In the years since, Auden has evolved and grown into exactly what Doug envisioned it being, a British company that harnesses Asian production to produce hand-built instruments of high quality that slot comfortably into the £1,000-£2,000 price bracket. The brand now sports eight different models available at several different price points, and there’s even a custom shop for special orders – but it all grew from that chance encounter in Shanghai.
“It’s the same team of nine luthiers in that workshop that we’re building the very first Audens are still working at the workshop making all the orders now,” Doug adds, proudly.
The way Auden assembles their instruments means that much of the raw woodworking is done in China, while the UK team, most of whom Bowman brought on as apprentices, effectively training up a new generation of young luthiers.

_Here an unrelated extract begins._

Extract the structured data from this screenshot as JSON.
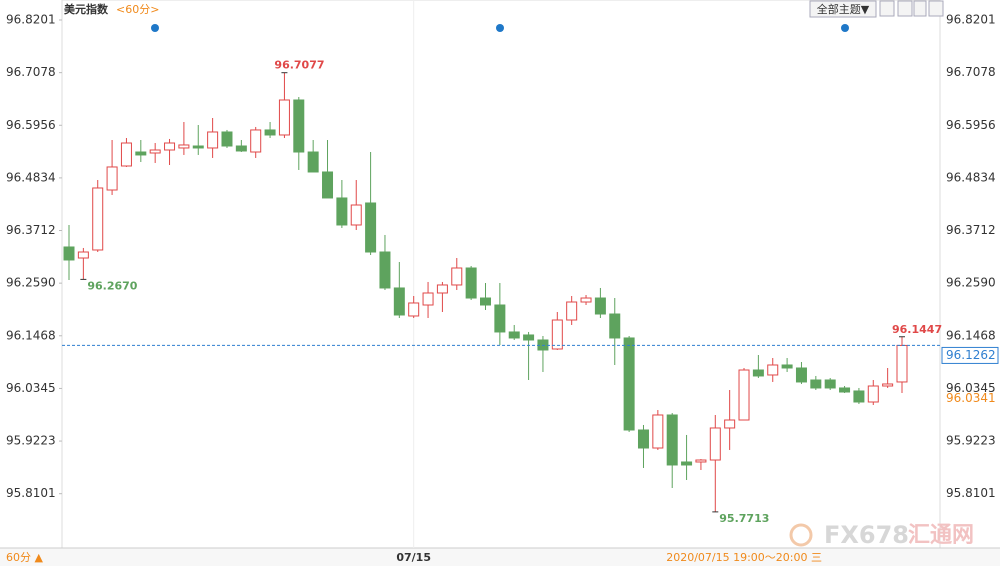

“They build the wooden shell, and that comes over to the UK – so the neck is attached but it’s not set, there’s no tension on the truss rod,” Sparkes explains of the process. “So we’ll do the setting of the neck here. The frets are in, but they’re not dressed, crowned or polished – so we do all that work here. The hardware goes on, the tuners go on, we fit the electronics, the Brad Clark supernatural system is fitted, and we custom-make a saddle to go with the pickup for each guitar. It’s given its final buffing polish on the wheel here, and then it’s set up ready to go out to market.”
But you don’t need to take our word for it – another unique thing about Auden’s UK home is that if you fancy popping your head into the workshop and seeing Bowman and his team at work, you can. Simply give them a call and pop down to Higham Ferrers, as Doug says, their doors are always open.